求人の選び方を決めるために、確認しておきたい点を整理します。

求人の範囲を決めるための確認点

  • 求人の範囲:全国どこからでも勤務可能な求人かどうかを、求人票で確認します。
  • 勤務地の条件:出社が必要な頻度や、対象となる勤務地域を事前に確認します。
  • 賃金水準の基準:給与が企業の所在地の相場に基づくのか、居住地に基づくのかを確認します。
  • 費目ごとの生活費:住居費の低さだけでなく、総合の物価水準もあわせて確認し、生活費全体の見通しを立てます。
  • 企業の対応実績:応募先の企業に、居住地を問わず採用した実績があるかどうかを確認します。

求人票に「全国どこからでも勤務可」と書かれていても、実際の運用は企業によって異なります。過去の採用実績や、対象となる勤務地域を面談で確認しておくと、判断のずれを防げます。

給与水準の基準が居住地ではなく企業の所在地に基づく求人であれば、愛媛に住み続けたまま、より高い相場に沿った賃金の水準を目指せます。
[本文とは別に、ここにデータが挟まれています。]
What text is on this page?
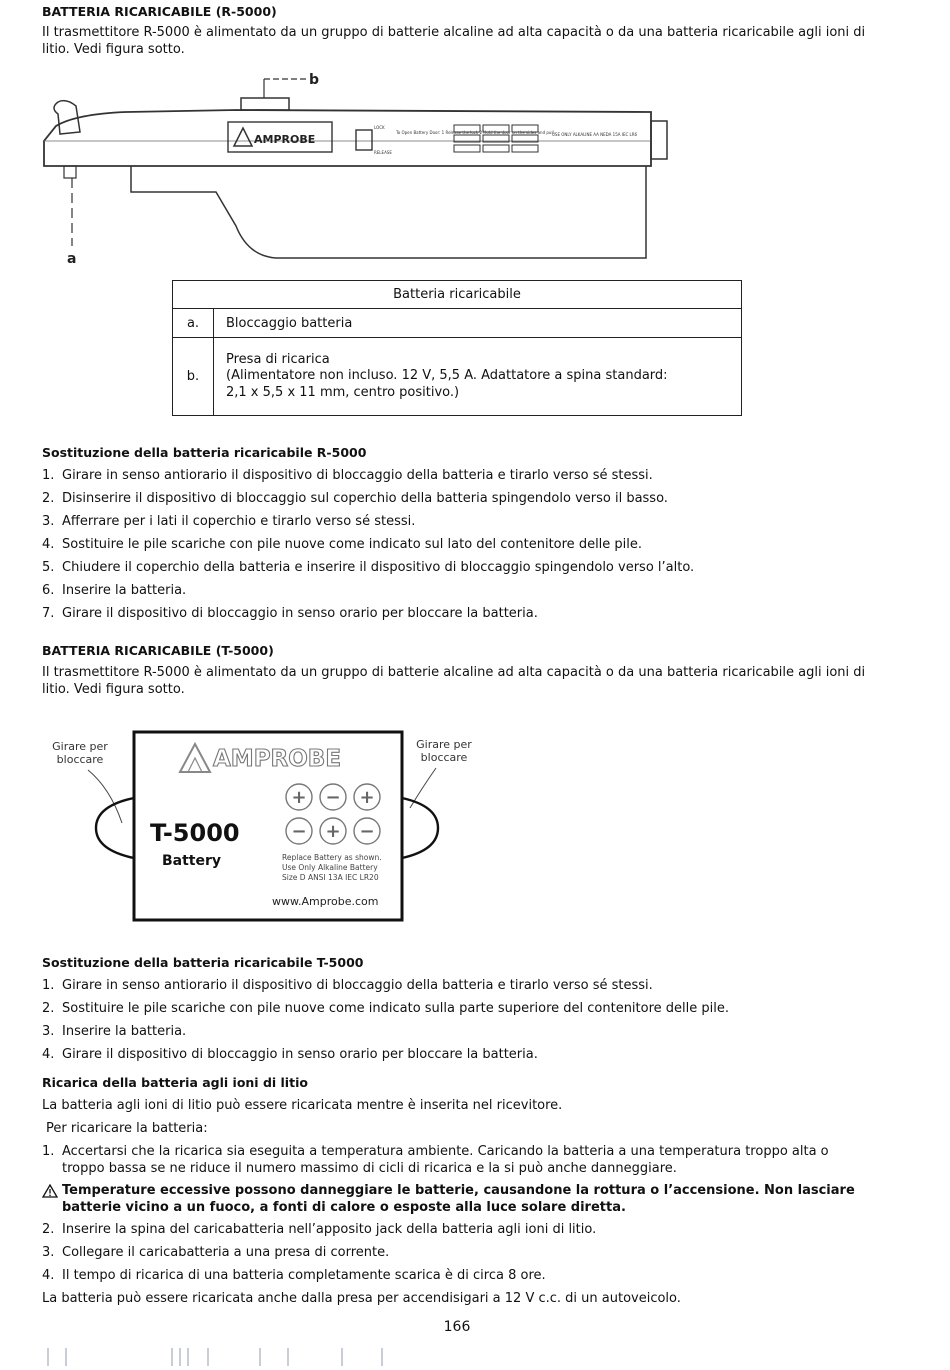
BATTERIA RICARICABILE (R-5000)
Il trasmettitore R-5000 è alimentato da un gruppo di batterie alcaline ad alta capacità o da una batteria ricaricabile agli ioni di litio. Vedi figura sotto.
b
a
AMPROBE
LOCK
RELEASE
To Open Battery Door: 1 Release the lock 2 Hold the door on the sides and pull
USE ONLY ALKALINE AA NEDA 15A IEC LR6
Batteria ricaricabile	
a.	Bloccaggio batteria
b.	Presa di ricarica
(Alimentatore non incluso. 12 V, 5,5 A. Adattatore a spina standard:
2,1 x 5,5 x 11 mm, centro positivo.)
Sostituzione della batteria ricaricabile R-5000
1. Girare in senso antiorario il dispositivo di bloccaggio della batteria e tirarlo verso sé stessi.
2. Disinserire il dispositivo di bloccaggio sul coperchio della batteria spingendolo verso il basso.
3. Afferrare per i lati il coperchio e tirarlo verso sé stessi.
4. Sostituire le pile scariche con pile nuove come indicato sul lato del contenitore delle pile.
5. Chiudere il coperchio della batteria e inserire il dispositivo di bloccaggio spingendolo verso l’alto.
6. Inserire la batteria.
7. Girare il dispositivo di bloccaggio in senso orario per bloccare la batteria.
BATTERIA RICARICABILE (T-5000)
Il trasmettitore R-5000 è alimentato da un gruppo di batterie alcaline ad alta capacità o da una batteria ricaricabile agli ioni di litio. Vedi figura sotto.
Girare per
bloccare
Girare per
bloccare
AMPROBE
T-5000
Battery
+ − +
− + −
Replace Battery as shown.
Use Only Alkaline Battery
Size D ANSI 13A IEC LR20
www.Amprobe.com
Sostituzione della batteria ricaricabile T-5000
1. Girare in senso antiorario il dispositivo di bloccaggio della batteria e tirarlo verso sé stessi.
2. Sostituire le pile scariche con pile nuove come indicato sulla parte superiore del contenitore delle pile.
3. Inserire la batteria.
4. Girare il dispositivo di bloccaggio in senso orario per bloccare la batteria.
Ricarica della batteria agli ioni di litio
La batteria agli ioni di litio può essere ricaricata mentre è inserita nel ricevitore.
Per ricaricare la batteria:
1. Accertarsi che la ricarica sia eseguita a temperatura ambiente. Caricando la batteria a una temperatura troppo alta o troppo bassa se ne riduce il numero massimo di cicli di ricarica e la si può anche danneggiare.
Temperature eccessive possono danneggiare le batterie, causandone la rottura o l’accensione. Non lasciare batterie vicino a un fuoco, a fonti di calore o esposte alla luce solare diretta.
2. Inserire la spina del caricabatteria nell’apposito jack della batteria agli ioni di litio.
3. Collegare il caricabatteria a una presa di corrente.
4. Il tempo di ricarica di una batteria completamente scarica è di circa 8 ore.
La batteria può essere ricaricata anche dalla presa per accendisigari a 12 V c.c. di un autoveicolo.
166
住居費の低さは、暮らしの土台を安定させる材料になります。ただし総合の物価はほぼ全国平均のため、生活費全体が特別に低いとは限りません。年収の計画は住居費だけを根拠に立てないほうが安全です。

採用実績を確認するときは、遠隔地に住む社員がすでに在籍しているかどうかだけでなく、評価や昇給の基準が勤務地によって変わらないかまで聞いておくと、入社後の見通しが立てやすくなります。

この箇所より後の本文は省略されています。